Bakers on trans fat crackdown: 'There are uses of PHOs that FDA wasn't aware of'

By Elaine Watson+

30-Jun-2014
Last updated on 30-Jun-2014 at 14:20 GMT

On the face of it, the FDA’s proposal to revoke the GRAS status of partially hydrogenated oils (PHOs) - the source of most of the ‘artificial’ trans fats in the US food supply - seems like a no-brainer. But there are other ways to crack down on trans fats without causing formulation nightmares, claims the American Bakers Association.  

Speaking to FoodNavigator-USA at the IFT show in New Orleans, ABA senior vice president government relations & public affairs, Lee Sanders, said that we tend to think of PHOs as frying oils, or hard fats used for baking.

But a blanket ban would also have the “unintended consequence” of rendering several technical/functional ingredients that contribute trace amounts of trans fats to finished foods - but are critical to bakers - as illegal, she said.
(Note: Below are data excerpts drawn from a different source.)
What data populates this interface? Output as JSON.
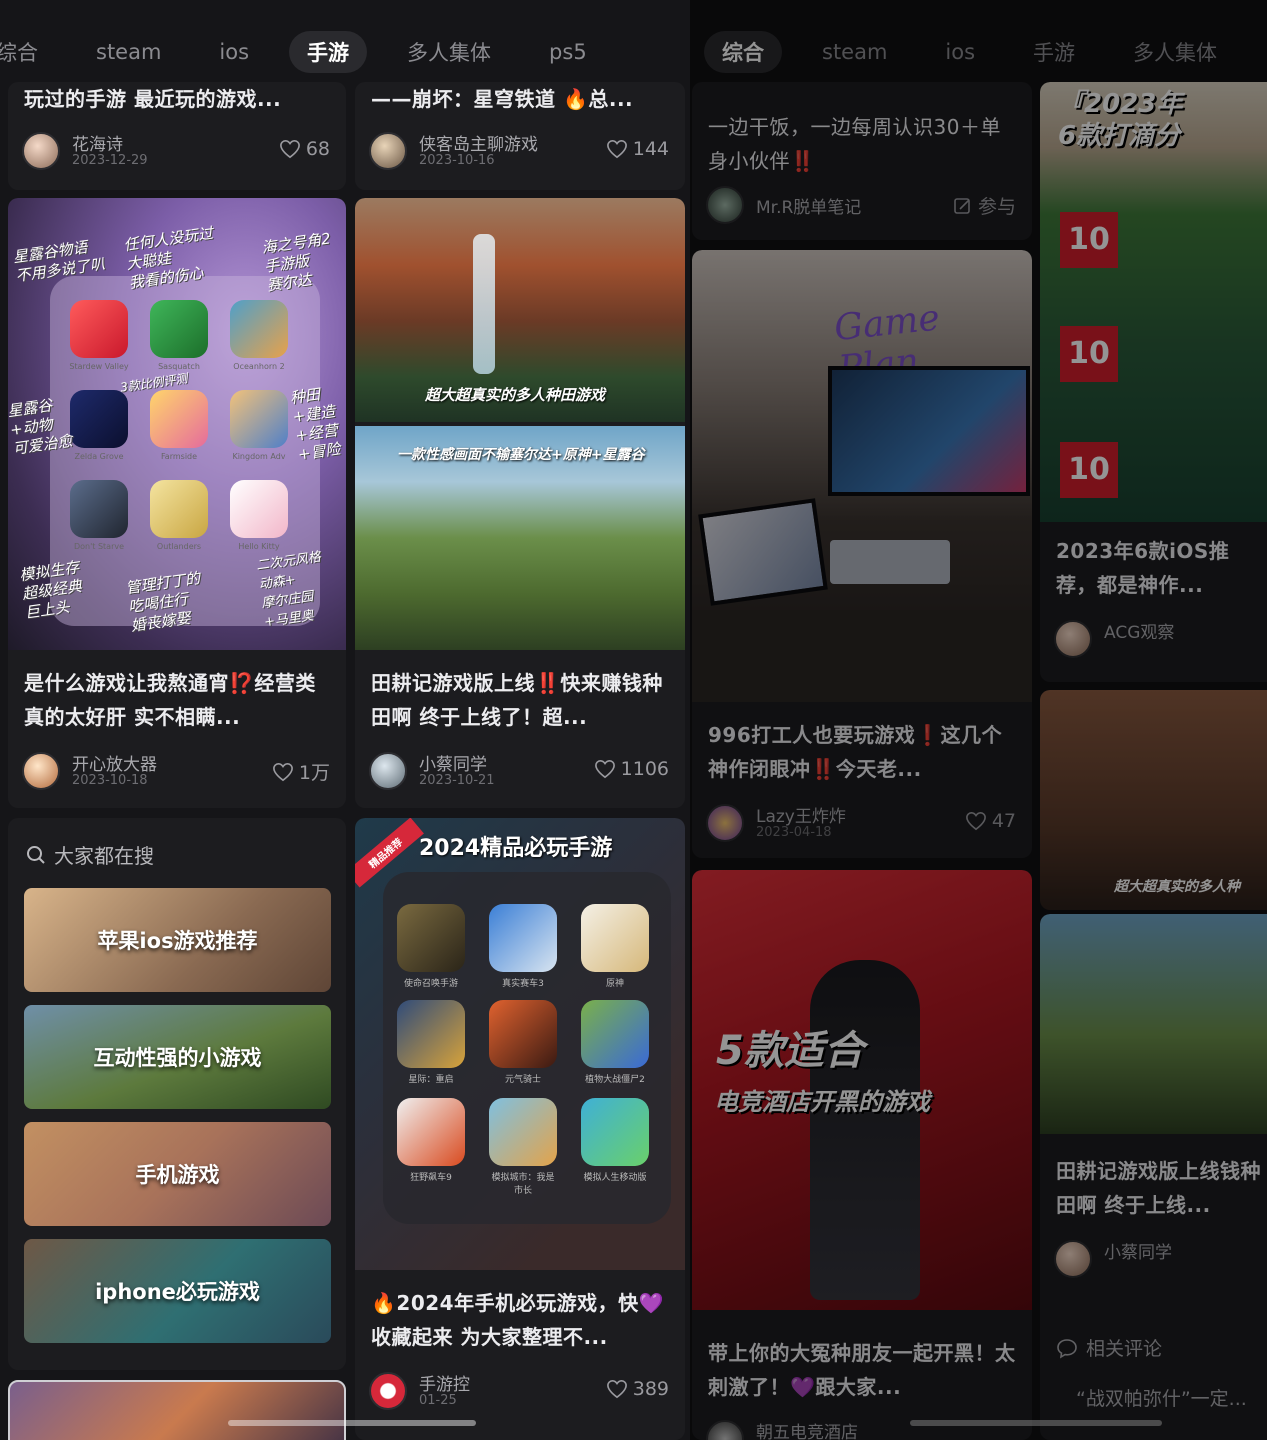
{
  "left": {
    "tabs": [
      {
        "label": "综合",
        "active": false
      },
      {
        "label": "steam",
        "active": false
      },
      {
        "label": "ios",
        "active": false
      },
      {
        "label": "手游",
        "active": true
      },
      {
        "label": "多人集体",
        "active": false
      },
      {
        "label": "ps5",
        "active": false
      }
    ],
    "col1": {
      "top_card": {
        "title": "玩过的手游 最近玩的游戏...",
        "author": "花海诗",
        "date": "2023-12-29",
        "likes": "68"
      },
      "mid_card": {
        "annotations": [
          "星露谷物语\n不用多说了叭",
          "任何人没玩过\n大聪娃\n我看的伤心",
          "海之号角2\n手游版\n赛尔达",
          "3款比例评测\n",
          "星露谷\n+动物\n可爱治愈",
          "种田\n+建造\n+经营\n+冒险",
          "模拟生存\n超级经典\n巨上头",
          "管理打丁的\n吃喝住行\n婚丧嫁娶",
          "二次元风格\n动森+\n摩尔庄园\n+马里奥"
        ],
        "app_labels": [
          "Stardew Valley",
          "Sasquatch",
          "Oceanhorn 2",
          "Zelda Grove",
          "Farmside",
          "Kingdom Adv",
          "Don't Starve",
          "Outlanders",
          "Hello Kitty"
        ],
        "title": "是什么游戏让我熬通宵⁉️经营类真的太好肝 实不相瞒...",
        "author": "开心放大器",
        "date": "2023-10-18",
        "likes": "1万"
      },
      "search": {
        "heading": "大家都在搜",
        "items": [
          "苹果ios游戏推荐",
          "互动性强的小游戏",
          "手机游戏",
          "iphone必玩游戏"
        ]
      }
    },
    "col2": {
      "top_card": {
        "title": "——崩坏：星穹铁道 🔥总...",
        "author": "侠客岛主聊游戏",
        "date": "2023-10-16",
        "likes": "144"
      },
      "mid_card": {
        "banner_top": "超大超真实的多人种田游戏",
        "banner_bottom": "一款性感画面不输塞尔达+原神+星露谷",
        "title": "田耕记游戏版上线‼️快来赚钱种田啊 终于上线了！超...",
        "author": "小蔡同学",
        "date": "2023-10-21",
        "likes": "1106"
      },
      "bottom_card": {
        "ribbon": "精品推荐",
        "header": "2024精品必玩手游",
        "app_labels": [
          "使命召唤手游",
          "真实赛车3",
          "原神",
          "星际：重启",
          "元气骑士",
          "植物大战僵尸2",
          "狂野飙车9",
          "模拟城市：我是市长",
          "模拟人生移动版"
        ],
        "title": "🔥2024年手机必玩游戏，快💜收藏起来 为大家整理不...",
        "author": "手游控",
        "date": "01-25",
        "likes": "389"
      }
    }
  },
  "right": {
    "tabs": [
      {
        "label": "综合",
        "active": true
      },
      {
        "label": "steam",
        "active": false
      },
      {
        "label": "ios",
        "active": false
      },
      {
        "label": "手游",
        "active": false
      },
      {
        "label": "多人集体",
        "active": false
      }
    ],
    "col1": {
      "top_card": {
        "title": "一边干饭，一边每周认识30＋单身小伙伴‼️",
        "author": "Mr.R脱单笔记",
        "action": "参与"
      },
      "desk_card": {
        "neon": "Game Plan",
        "title": "996打工人也要玩游戏❗️这几个神作闭眼冲‼️今天老...",
        "author": "Lazy王炸炸",
        "date": "2023-04-18",
        "likes": "47"
      },
      "hero_card": {
        "line1": "5款适合",
        "line2": "电竞酒店开黑的游戏",
        "title": "带上你的大冤种朋友一起开黑！太刺激了！💜跟大家...",
        "author": "朝五电竞酒店"
      }
    },
    "col2": {
      "top_text": "『2023年\n6款打滴分",
      "badges": [
        "10",
        "10",
        "10"
      ],
      "mid_title": "2023年6款iOS推荐，都是神作...",
      "mid_author": "ACG观察",
      "mid_banner": "超大超真实的多人种",
      "lower_title": "田耕记游戏版上线钱种田啊 终于上线...",
      "lower_author": "小蔡同学",
      "comment_label": "相关评论",
      "comment_text": "“战双帕弥什”一定..."
    }
  }
}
"There are uses of PHOs that FDA wasn't aware of."

For example, some PHOs used to encapsulate bioactives or protect heat sensitive substances contribute “negligible amounts of trans fat to the daily diet” but have “no functionally equivalent replacements”.

Meanwhile, some PHOs are used as starting materials for ingredients such as mono- and di-glycerides, which also contribute only trace amounts of trans fat to finished products, she added.

The law of unintended consequences

Similarly, while interesterification (where the structure of oils is chemically or enzymatically re-arranged in order to give it different properties) is often touted as an alternative to partial hydrogenation as a means of making liquid oils more solid, “most people don’t know that the source oils used in the interesterification process are often modified by hydrogenation before the process is performed”, Sanders told FoodNavigator-USA.

Lee Sanders: The devil is in the detail

The resulting structured fats are not PHOs, but if PHOs used as starting materials are no longer GRAS, ”then industry will not be able to use these to produce some of these interesterified fats”, she said.

From a legal perspective, meanwhile, has the FDA presented compelling evidence that further reductions of trans-fat below current intakes will make such a material difference to the risk of coronary heart disease that regulatory action is justified? she asked.

There are practical alternatives to blanket PHO ban

So what, if anything, should the FDA do?

One option is that the FDA could declare certain uses of PHOs as GRAS, particularly where such uses contribute negligible amounts of trans fat to the diet, she said. It could also:

1 - Change the ‘rounding rule’ for declaring trans fats on the Nutrition Facts Panel (which allows firms to state ‘0g trans fat’ if a food contains less than 0.5g/serving). Instead, FDA could change the rules such that firms could only make this claim if their products contain less than 0.2g per serving.

2 - Establish nutrient content claims for trans fat and establish disclosure and disqualifying levels for trans fat.

3 - Set specifications for the quantity or percentage of trans fat in the total fat in finished foods or set specifications for the percentage of trans fat allowed in PHOs.

4 - Declare certain uses of PHOs as GRAS, particularly where such uses contribute negligible amounts of trans fat to the diet (e.g., emulsifiers such as mono- and di-glycerides, encapsulates, colors, flavors, spices, processing aids) or because they are in infrequently-consumed foods (e.g., ready-to-use frostings, fillings, coatings).